SERIAL ANALYSIS OF GENE EXPRESSION IN CD8+ T CELLS ISOLATED FROM HUMAN T-CELL LYMPHOTROPIC VIRUS TYPE 1 INFECTED PATIENTS

BM14

Malta, TM (1,2),  Silva, IT (2,3); Pinheiro, DG (2,3); Panepucci, RA (2,3); Azevedo, R (2); Nicolete, LDF (1,2); Santos, ARD (2); Takayanagui, OM (3); Covas, DT (2,3); Kashima, S (1,2,3)

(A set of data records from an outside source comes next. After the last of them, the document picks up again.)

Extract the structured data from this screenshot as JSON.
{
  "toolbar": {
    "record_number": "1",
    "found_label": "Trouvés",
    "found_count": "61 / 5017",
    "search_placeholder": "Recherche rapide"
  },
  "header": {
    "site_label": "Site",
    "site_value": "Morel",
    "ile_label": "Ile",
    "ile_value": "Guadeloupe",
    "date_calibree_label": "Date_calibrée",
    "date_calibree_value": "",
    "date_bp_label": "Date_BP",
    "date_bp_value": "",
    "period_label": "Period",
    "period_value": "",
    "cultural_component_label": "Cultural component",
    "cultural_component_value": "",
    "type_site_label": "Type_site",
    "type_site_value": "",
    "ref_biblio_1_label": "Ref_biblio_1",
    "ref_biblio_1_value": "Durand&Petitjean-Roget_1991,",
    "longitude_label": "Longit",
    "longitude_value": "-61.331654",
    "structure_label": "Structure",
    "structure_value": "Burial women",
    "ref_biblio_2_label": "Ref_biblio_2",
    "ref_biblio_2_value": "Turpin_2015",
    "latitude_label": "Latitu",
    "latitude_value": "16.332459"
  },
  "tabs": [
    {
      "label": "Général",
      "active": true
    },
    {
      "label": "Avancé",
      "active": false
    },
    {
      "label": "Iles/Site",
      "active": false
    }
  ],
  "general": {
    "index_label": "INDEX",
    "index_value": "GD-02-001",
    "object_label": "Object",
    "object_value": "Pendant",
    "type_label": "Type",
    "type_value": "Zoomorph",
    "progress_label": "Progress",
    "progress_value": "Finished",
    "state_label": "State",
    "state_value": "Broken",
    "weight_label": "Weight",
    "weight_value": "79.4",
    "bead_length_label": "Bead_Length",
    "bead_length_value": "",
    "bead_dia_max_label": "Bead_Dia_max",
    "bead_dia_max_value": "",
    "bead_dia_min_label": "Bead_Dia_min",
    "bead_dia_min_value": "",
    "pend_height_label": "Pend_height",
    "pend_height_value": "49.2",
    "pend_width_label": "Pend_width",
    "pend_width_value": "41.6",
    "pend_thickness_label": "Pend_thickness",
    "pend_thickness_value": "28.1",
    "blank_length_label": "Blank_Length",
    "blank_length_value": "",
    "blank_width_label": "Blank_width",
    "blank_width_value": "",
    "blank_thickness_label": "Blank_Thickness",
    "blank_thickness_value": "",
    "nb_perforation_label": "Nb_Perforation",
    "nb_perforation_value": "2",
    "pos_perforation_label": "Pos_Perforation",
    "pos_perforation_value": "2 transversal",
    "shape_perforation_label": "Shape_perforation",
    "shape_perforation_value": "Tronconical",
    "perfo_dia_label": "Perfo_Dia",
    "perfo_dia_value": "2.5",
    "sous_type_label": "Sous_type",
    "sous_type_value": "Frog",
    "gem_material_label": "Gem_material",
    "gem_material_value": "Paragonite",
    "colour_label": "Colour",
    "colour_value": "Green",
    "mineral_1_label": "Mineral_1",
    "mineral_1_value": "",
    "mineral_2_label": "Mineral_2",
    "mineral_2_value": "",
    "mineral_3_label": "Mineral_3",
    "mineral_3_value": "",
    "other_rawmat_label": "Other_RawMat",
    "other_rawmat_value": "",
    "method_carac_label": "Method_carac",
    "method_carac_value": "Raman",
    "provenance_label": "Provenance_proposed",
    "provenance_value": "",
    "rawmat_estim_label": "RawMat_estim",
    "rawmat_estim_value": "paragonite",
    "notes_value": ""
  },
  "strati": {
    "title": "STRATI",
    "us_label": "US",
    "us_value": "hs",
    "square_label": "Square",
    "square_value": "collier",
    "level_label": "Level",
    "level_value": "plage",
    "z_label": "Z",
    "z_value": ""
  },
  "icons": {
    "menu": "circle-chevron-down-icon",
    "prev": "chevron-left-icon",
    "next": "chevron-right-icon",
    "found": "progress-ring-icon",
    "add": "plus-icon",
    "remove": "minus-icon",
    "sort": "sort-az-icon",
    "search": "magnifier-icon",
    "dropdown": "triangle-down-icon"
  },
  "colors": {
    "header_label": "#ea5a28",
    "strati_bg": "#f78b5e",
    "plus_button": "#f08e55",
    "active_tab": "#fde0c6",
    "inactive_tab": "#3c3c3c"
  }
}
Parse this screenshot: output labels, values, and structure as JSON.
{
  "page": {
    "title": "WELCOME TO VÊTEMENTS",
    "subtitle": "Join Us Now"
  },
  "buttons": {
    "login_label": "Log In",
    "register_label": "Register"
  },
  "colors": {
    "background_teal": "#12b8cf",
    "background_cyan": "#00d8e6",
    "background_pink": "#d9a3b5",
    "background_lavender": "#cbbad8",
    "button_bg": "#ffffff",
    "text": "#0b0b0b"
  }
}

(1) Faculdade de Ciências Farmacêuticas de Ribeirão Preto (2) Hemocentro de Ribeirão Preto, Brasil, Brasil;(3) Faculdade de Medicina de Ribeirão Preto – USP, Brasil

Human T cell lymphotropic virus type 1 (HTLV-1) infection is associated with two distinct clinical pathologies. About 2–3% of infected people develop an aggressive T-cell tumor, adult T cell lymphoma/leukaemia (ATLL) and another 2–3% develop chronic inflammatory diseases, of which the best known is HTLV-I-associated myelopathy/tropical spastic paraparesis (HAM/TSP). Ninety-five percent of infected people remain life-long asymptomatic carriers of the virus. The mechanisms involved in HTLV-1 related diseases are not well elucidated, but host factors are an essential part in HAM/TSP pathogenesis. CD8⁺ cytotoxic T lymphocytes (CTL) have an important function in the immune response against the HTLV-1 and so in the risk of HAM/TSP. In the present study, we compared gene expression profile of CD8⁺ T cells among non-infected individuals, asymptomatic (HAC) and HAM/TSP patients using Serial Analysis of Gene Expression (SAGE). HAC group was composed by pooled samples (n=4) with low proviral load (CPV), while HAM/TSP group showed high CPV (n=4). SAGE analysis of 51,017, 62,432 and 60,620 tags from control, HAC and HAM/TSP groups respectively, allowed identification of approximately 12,000 different transcripts in each library. We identified around 900 genes differentially expressed between control group and HAC or HAM/TSP. However, only 300 genes were identified between HAC and HAM/TSP groups. The expression profile revealed the presence of highly frequent transcripts related to regulation of transcription, surface antigen and adhesion molecules, apoptosis and antigen processing and presentation. This study represents the first extensive serial analysis of gene expression of CD8+T cells in this infection and will contribute to the identification of novel genes involved in cellular and molecular events associated to HTLV-1 infection and related diseases.